Penalti pertama didapat Inter di menit 34, yang dieksekusi dengan baik oleh Zlatan Ibrahimovic. Hadiah tendangan 11 meter itu diberikan wasit yang menganggap Ighli Vanucchi handball di kotak terlarang dalam sebuah perebutan bola.
Insiden tersebut memicu kontroversi karena dalam rekaman video tampak bola hanya mengenai muka atau kepala Vanucchi, bukan tangannya. Ternyata hal itu diakui pula oleh pelatih Inter, Roberto Mancini.
SCROLL TO CONTINUE WITH CONTENT
"Insiden-insiden inilah yang mengubah sebuah pertandingan. Anda tak bisa membiarkan hal ini, sebagaimana saya meragukan Vanucchi sengaja berniat menghalau bola dengan tangannya. Dalam kasus itu, si pemain bermaksud mempertahankan dirinya dan bukan pelanggaran."
Yang tak kalah menarik adalah seputar penalti untuk Empoli di menit-menit akhir babak kedua, yang dialgojoi Luca Saudati tapi dapat diblok kiper Julio Cesar. Jika Mancini tidak menganggap keputusan itu pantas, Marco Materazzi lebih jujur.
Dia mengakui bahwa apa yang dilakukannya terhadap Saudati memang tergolong pelanggaran.
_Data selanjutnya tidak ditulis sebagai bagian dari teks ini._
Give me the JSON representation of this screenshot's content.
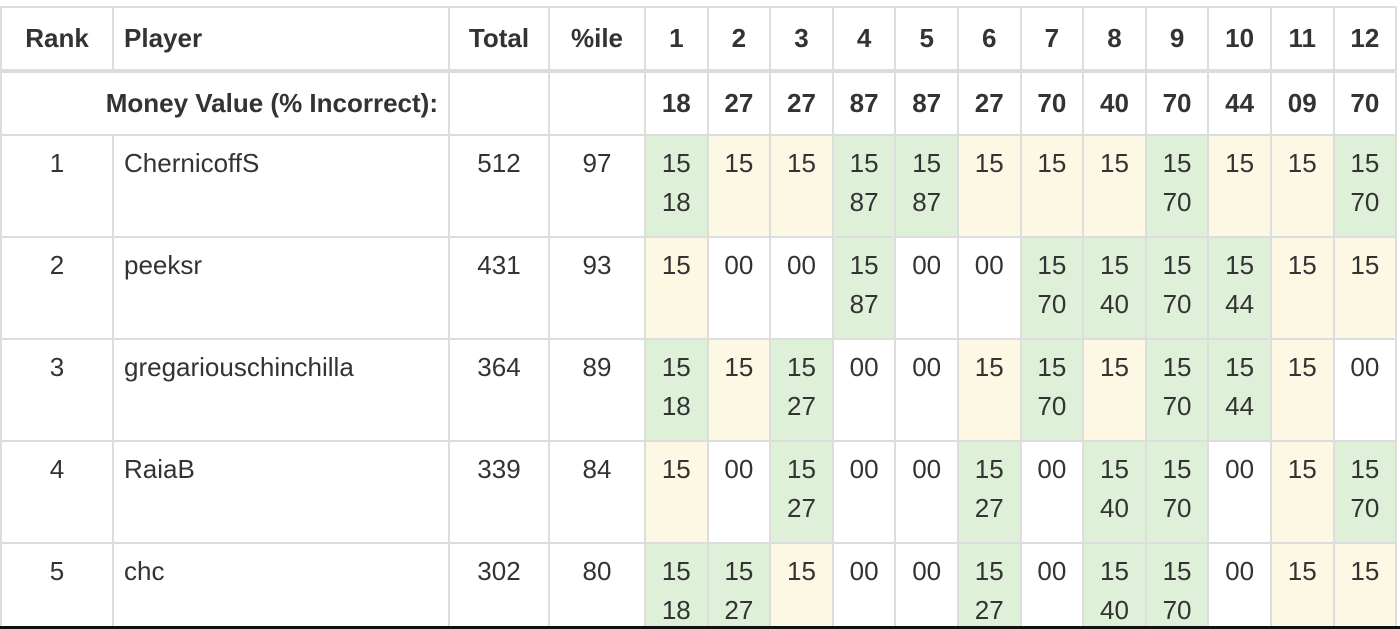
{
  "table": {
    "headers": {
      "rank": "Rank",
      "player": "Player",
      "total": "Total",
      "pct": "%ile",
      "questions": [
        "1",
        "2",
        "3",
        "4",
        "5",
        "6",
        "7",
        "8",
        "9",
        "10",
        "11",
        "12"
      ]
    },
    "money_row": {
      "label": "Money Value (% Incorrect):",
      "values": [
        "18",
        "27",
        "27",
        "87",
        "87",
        "27",
        "70",
        "40",
        "70",
        "44",
        "09",
        "70"
      ]
    },
    "legend_colors": {
      "yellow": "#fcf8e3",
      "green": "#dff0d8",
      "white": "#ffffff"
    },
    "rows": [
      {
        "rank": "1",
        "player": "ChernicoffS",
        "total": "512",
        "pct": "97",
        "cells": [
          {
            "color": "green",
            "lines": [
              "15",
              "18"
            ]
          },
          {
            "color": "yellow",
            "lines": [
              "15"
            ]
          },
          {
            "color": "yellow",
            "lines": [
              "15"
            ]
          },
          {
            "color": "green",
            "lines": [
              "15",
              "87"
            ]
          },
          {
            "color": "green",
            "lines": [
              "15",
              "87"
            ]
          },
          {
            "color": "yellow",
            "lines": [
              "15"
            ]
          },
          {
            "color": "yellow",
            "lines": [
              "15"
            ]
          },
          {
            "color": "yellow",
            "lines": [
              "15"
            ]
          },
          {
            "color": "green",
            "lines": [
              "15",
              "70"
            ]
          },
          {
            "color": "yellow",
            "lines": [
              "15"
            ]
          },
          {
            "color": "yellow",
            "lines": [
              "15"
            ]
          },
          {
            "color": "green",
            "lines": [
              "15",
              "70"
            ]
          }
        ]
      },
      {
        "rank": "2",
        "player": "peeksr",
        "total": "431",
        "pct": "93",
        "cells": [
          {
            "color": "yellow",
            "lines": [
              "15"
            ]
          },
          {
            "color": "white",
            "lines": [
              "00"
            ]
          },
          {
            "color": "white",
            "lines": [
              "00"
            ]
          },
          {
            "color": "green",
            "lines": [
              "15",
              "87"
            ]
          },
          {
            "color": "white",
            "lines": [
              "00"
            ]
          },
          {
            "color": "white",
            "lines": [
              "00"
            ]
          },
          {
            "color": "green",
            "lines": [
              "15",
              "70"
            ]
          },
          {
            "color": "green",
            "lines": [
              "15",
              "40"
            ]
          },
          {
            "color": "green",
            "lines": [
              "15",
              "70"
            ]
          },
          {
            "color": "green",
            "lines": [
              "15",
              "44"
            ]
          },
          {
            "color": "yellow",
            "lines": [
              "15"
            ]
          },
          {
            "color": "yellow",
            "lines": [
              "15"
            ]
          }
        ]
      },
      {
        "rank": "3",
        "player": "gregariouschinchilla",
        "total": "364",
        "pct": "89",
        "cells": [
          {
            "color": "green",
            "lines": [
              "15",
              "18"
            ]
          },
          {
            "color": "yellow",
            "lines": [
              "15"
            ]
          },
          {
            "color": "green",
            "lines": [
              "15",
              "27"
            ]
          },
          {
            "color": "white",
            "lines": [
              "00"
            ]
          },
          {
            "color": "white",
            "lines": [
              "00"
            ]
          },
          {
            "color": "yellow",
            "lines": [
              "15"
            ]
          },
          {
            "color": "green",
            "lines": [
              "15",
              "70"
            ]
          },
          {
            "color": "yellow",
            "lines": [
              "15"
            ]
          },
          {
            "color": "green",
            "lines": [
              "15",
              "70"
            ]
          },
          {
            "color": "green",
            "lines": [
              "15",
              "44"
            ]
          },
          {
            "color": "yellow",
            "lines": [
              "15"
            ]
          },
          {
            "color": "white",
            "lines": [
              "00"
            ]
          }
        ]
      },
      {
        "rank": "4",
        "player": "RaiaB",
        "total": "339",
        "pct": "84",
        "cells": [
          {
            "color": "yellow",
            "lines": [
              "15"
            ]
          },
          {
            "color": "white",
            "lines": [
              "00"
            ]
          },
          {
            "color": "green",
            "lines": [
              "15",
              "27"
            ]
          },
          {
            "color": "white",
            "lines": [
              "00"
            ]
          },
          {
            "color": "white",
            "lines": [
              "00"
            ]
          },
          {
            "color": "green",
            "lines": [
              "15",
              "27"
            ]
          },
          {
            "color": "white",
            "lines": [
              "00"
            ]
          },
          {
            "color": "green",
            "lines": [
              "15",
              "40"
            ]
          },
          {
            "color": "green",
            "lines": [
              "15",
              "70"
            ]
          },
          {
            "color": "white",
            "lines": [
              "00"
            ]
          },
          {
            "color": "yellow",
            "lines": [
              "15"
            ]
          },
          {
            "color": "green",
            "lines": [
              "15",
              "70"
            ]
          }
        ]
      },
      {
        "rank": "5",
        "player": "chc",
        "total": "302",
        "pct": "80",
        "cells": [
          {
            "color": "green",
            "lines": [
              "15",
              "18"
            ]
          },
          {
            "color": "green",
            "lines": [
              "15",
              "27"
            ]
          },
          {
            "color": "yellow",
            "lines": [
              "15"
            ]
          },
          {
            "color": "white",
            "lines": [
              "00"
            ]
          },
          {
            "color": "white",
            "lines": [
              "00"
            ]
          },
          {
            "color": "green",
            "lines": [
              "15",
              "27"
            ]
          },
          {
            "color": "white",
            "lines": [
              "00"
            ]
          },
          {
            "color": "green",
            "lines": [
              "15",
              "40"
            ]
          },
          {
            "color": "green",
            "lines": [
              "15",
              "70"
            ]
          },
          {
            "color": "white",
            "lines": [
              "00"
            ]
          },
          {
            "color": "yellow",
            "lines": [
              "15"
            ]
          },
          {
            "color": "yellow",
            "lines": [
              "15"
            ]
          }
        ]
      }
    ]
  }
}
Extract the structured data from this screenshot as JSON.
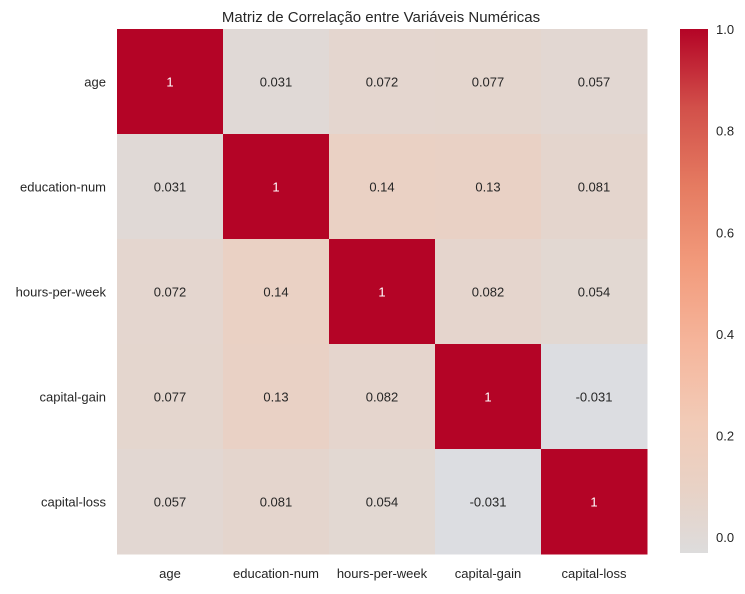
{
  "chart_data": {
    "type": "heatmap",
    "title": "Matriz de Correlação entre Variáveis Numéricas",
    "xlabel": "",
    "ylabel": "",
    "x_categories": [
      "age",
      "education-num",
      "hours-per-week",
      "capital-gain",
      "capital-loss"
    ],
    "y_categories": [
      "age",
      "education-num",
      "hours-per-week",
      "capital-gain",
      "capital-loss"
    ],
    "matrix": [
      [
        1,
        0.031,
        0.072,
        0.077,
        0.057
      ],
      [
        0.031,
        1,
        0.14,
        0.13,
        0.081
      ],
      [
        0.072,
        0.14,
        1,
        0.082,
        0.054
      ],
      [
        0.077,
        0.13,
        0.082,
        1,
        -0.031
      ],
      [
        0.057,
        0.081,
        0.054,
        -0.031,
        1
      ]
    ],
    "annotations": [
      [
        "1",
        "0.031",
        "0.072",
        "0.077",
        "0.057"
      ],
      [
        "0.031",
        "1",
        "0.14",
        "0.13",
        "0.081"
      ],
      [
        "0.072",
        "0.14",
        "1",
        "0.082",
        "0.054"
      ],
      [
        "0.077",
        "0.13",
        "0.082",
        "1",
        "-0.031"
      ],
      [
        "0.057",
        "0.081",
        "0.054",
        "-0.031",
        "1"
      ]
    ],
    "colormap": "coolwarm",
    "vmin": -0.031,
    "vmax": 1.0,
    "center": 0,
    "colorbar": {
      "ticks": [
        0.0,
        0.2,
        0.4,
        0.6,
        0.8,
        1.0
      ],
      "tick_labels": [
        "0.0",
        "0.2",
        "0.4",
        "0.6",
        "0.8",
        "1.0"
      ],
      "placement": "right"
    },
    "grid": false
  }
}
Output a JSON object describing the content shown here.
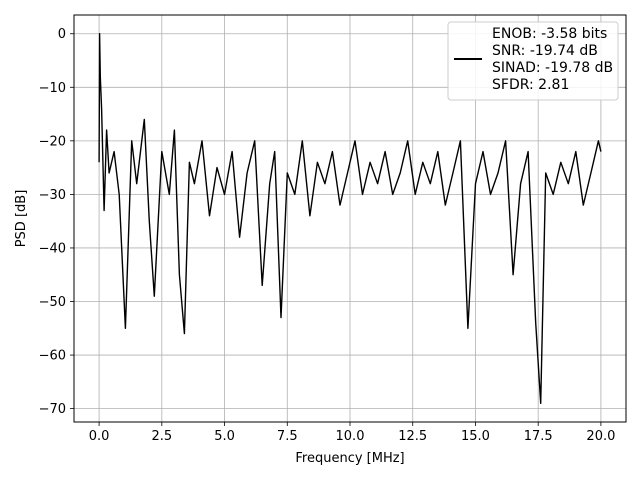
{
  "chart_data": {
    "type": "line",
    "title": "",
    "xlabel": "Frequency [MHz]",
    "ylabel": "PSD [dB]",
    "xlim": [
      -1,
      21
    ],
    "ylim": [
      -72.5,
      3.5
    ],
    "xticks": [
      0.0,
      2.5,
      5.0,
      7.5,
      10.0,
      12.5,
      15.0,
      17.5,
      20.0
    ],
    "xtick_labels": [
      "0.0",
      "2.5",
      "5.0",
      "7.5",
      "10.0",
      "12.5",
      "15.0",
      "17.5",
      "20.0"
    ],
    "yticks": [
      0,
      -10,
      -20,
      -30,
      -40,
      -50,
      -60,
      -70
    ],
    "ytick_labels": [
      "0",
      "−10",
      "−20",
      "−30",
      "−40",
      "−50",
      "−60",
      "−70"
    ],
    "grid": true,
    "legend_position": "top-right",
    "line_color": "#000000",
    "series": [
      {
        "legend_lines": [
          "ENOB: -3.58 bits",
          "SNR: -19.74 dB",
          "SINAD: -19.78 dB",
          "SFDR: 2.81"
        ],
        "x": [
          0.0,
          0.02,
          0.05,
          0.1,
          0.2,
          0.3,
          0.4,
          0.6,
          0.8,
          1.05,
          1.3,
          1.5,
          1.8,
          2.0,
          2.2,
          2.5,
          2.8,
          3.0,
          3.2,
          3.4,
          3.6,
          3.8,
          4.1,
          4.4,
          4.7,
          5.0,
          5.3,
          5.6,
          5.9,
          6.2,
          6.5,
          6.8,
          7.0,
          7.25,
          7.5,
          7.8,
          8.1,
          8.4,
          8.7,
          9.0,
          9.3,
          9.6,
          9.9,
          10.2,
          10.5,
          10.8,
          11.1,
          11.4,
          11.7,
          12.0,
          12.3,
          12.6,
          12.9,
          13.2,
          13.5,
          13.8,
          14.1,
          14.4,
          14.7,
          15.0,
          15.3,
          15.6,
          15.9,
          16.2,
          16.5,
          16.8,
          17.1,
          17.4,
          17.6,
          17.8,
          18.1,
          18.4,
          18.7,
          19.0,
          19.3,
          19.6,
          19.9,
          20.0
        ],
        "y": [
          -24,
          0,
          -8,
          -14,
          -33,
          -18,
          -26,
          -22,
          -30,
          -55,
          -20,
          -28,
          -16,
          -35,
          -49,
          -22,
          -30,
          -18,
          -45,
          -56,
          -24,
          -28,
          -20,
          -34,
          -25,
          -30,
          -22,
          -38,
          -26,
          -20,
          -47,
          -28,
          -22,
          -53,
          -26,
          -30,
          -20,
          -34,
          -24,
          -28,
          -22,
          -32,
          -26,
          -20,
          -30,
          -24,
          -28,
          -22,
          -30,
          -26,
          -20,
          -30,
          -24,
          -28,
          -22,
          -32,
          -26,
          -20,
          -55,
          -28,
          -22,
          -30,
          -26,
          -20,
          -45,
          -28,
          -22,
          -54,
          -69,
          -26,
          -30,
          -24,
          -28,
          -22,
          -32,
          -26,
          -20,
          -22
        ]
      }
    ]
  }
}
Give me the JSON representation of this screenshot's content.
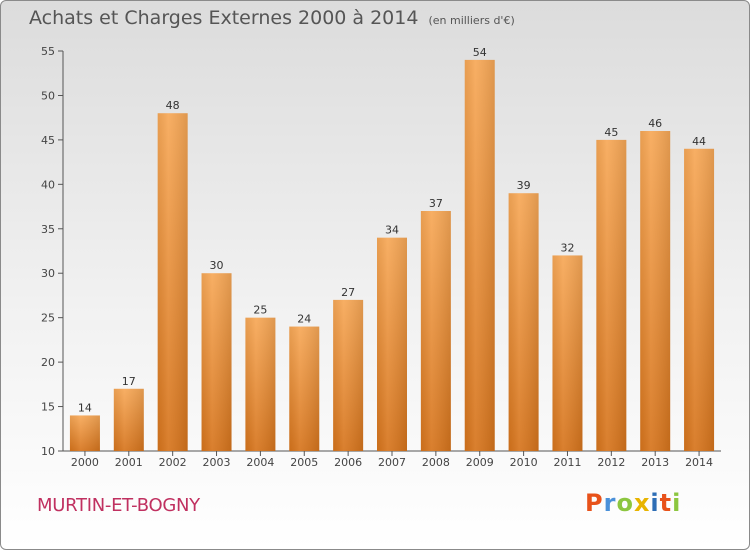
{
  "header": {
    "title": "Achats et Charges Externes 2000 à 2014",
    "subtitle": "(en milliers d'€)"
  },
  "footer": {
    "commune": "MURTIN-ET-BOGNY",
    "logo": "Proxiti"
  },
  "colors": {
    "bar_top": "#f7a857",
    "bar_bottom": "#d6741c",
    "axis": "#555555",
    "commune": "#c03060",
    "logo_letters": [
      "#e8521a",
      "#4a90d9",
      "#8cc63f",
      "#e8b400",
      "#2d6db5",
      "#e8521a",
      "#8cc63f"
    ]
  },
  "chart_data": {
    "type": "bar",
    "categories": [
      "2000",
      "2001",
      "2002",
      "2003",
      "2004",
      "2005",
      "2006",
      "2007",
      "2008",
      "2009",
      "2010",
      "2011",
      "2012",
      "2013",
      "2014"
    ],
    "values": [
      14,
      17,
      48,
      30,
      25,
      24,
      27,
      34,
      37,
      54,
      39,
      32,
      45,
      46,
      44
    ],
    "ylim": [
      10,
      55
    ],
    "yticks": [
      10,
      15,
      20,
      25,
      30,
      35,
      40,
      45,
      50,
      55
    ],
    "grid": false,
    "legend": "none"
  }
}
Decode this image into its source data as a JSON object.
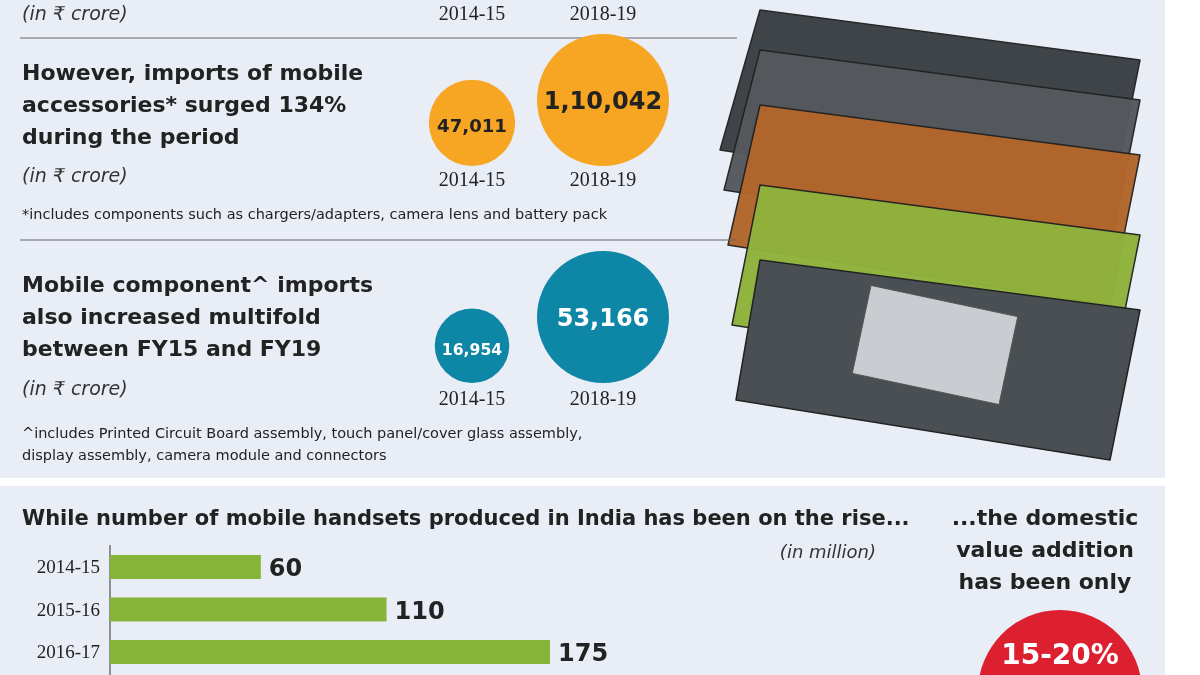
{
  "chart_data": [
    {
      "type": "other",
      "annotations": [
        "(in ₹ crore)"
      ],
      "categories": [
        "2014-15",
        "2018-19"
      ]
    },
    {
      "type": "other",
      "title": "However, imports of mobile accessories* surged 134% during the period",
      "subtitle": "(in ₹ crore)",
      "categories": [
        "2014-15",
        "2018-19"
      ],
      "values": [
        47011,
        110042
      ],
      "value_labels": [
        "47,011",
        "1,10,042"
      ],
      "colors": [
        "#f6a623",
        "#f6a623"
      ],
      "annotations": [
        "*includes components such as chargers/adapters, camera lens and battery pack"
      ]
    },
    {
      "type": "other",
      "title": "Mobile component^ imports also increased multifold between FY15 and FY19",
      "subtitle": "(in ₹ crore)",
      "categories": [
        "2014-15",
        "2018-19"
      ],
      "values": [
        16954,
        53166
      ],
      "value_labels": [
        "16,954",
        "53,166"
      ],
      "colors": [
        "#0e86a6",
        "#0e86a6"
      ],
      "annotations": [
        "^includes Printed Circuit Board assembly, touch panel/cover glass assembly, display assembly, camera module and connectors"
      ]
    },
    {
      "type": "bar",
      "orientation": "horizontal",
      "data_labels": true,
      "title": "While number of mobile handsets produced in India has been on the rise...",
      "annotations": [
        "(in million)"
      ],
      "categories": [
        "2014-15",
        "2015-16",
        "2016-17"
      ],
      "values": [
        60,
        110,
        175
      ],
      "color": "#86b53a"
    },
    {
      "type": "other",
      "title": "...the domestic value addition has been only",
      "annotations": [
        "15-20%"
      ],
      "colors": [
        "#dc2030"
      ]
    }
  ]
}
Itu sebabnya bek Italia itu tampak tidak melakukan protes.
"Empoli ? Kalau saya harus jujur, ya, itu penalti. Saya dapat bola, dia merebutnya, lalu saya menjatuhkan dia. Kalau saja yang jadi wasit, saya pasti akan memberikan penalti," tuturnya kepada Italia Uno.
Seperti diketahui, Inter memenangi partai di San Siro itu dengan gol tunggal Ibrahimovic tersebut. Diusirnya Patrick Vieira di babak pertama pun menjadi perhatian tersendiri karena untuk kali ketiga dalam empat pertandingan Inter kehilangan satu pemain -- tapi tidak kalah, malahan menang.
"Saya tak tahu apa yang dikatakan Patrick pada wasit. Tapi menurut saya kartu kuning pertama buat dia tidaklah pantas," tambah Mancini.
"Kalau jumlah pemain kami utuh, kami pastinya takkan mendapatkan banyak masalah dan bisa mencetak gol lebih banyak lagi," pungkasnya.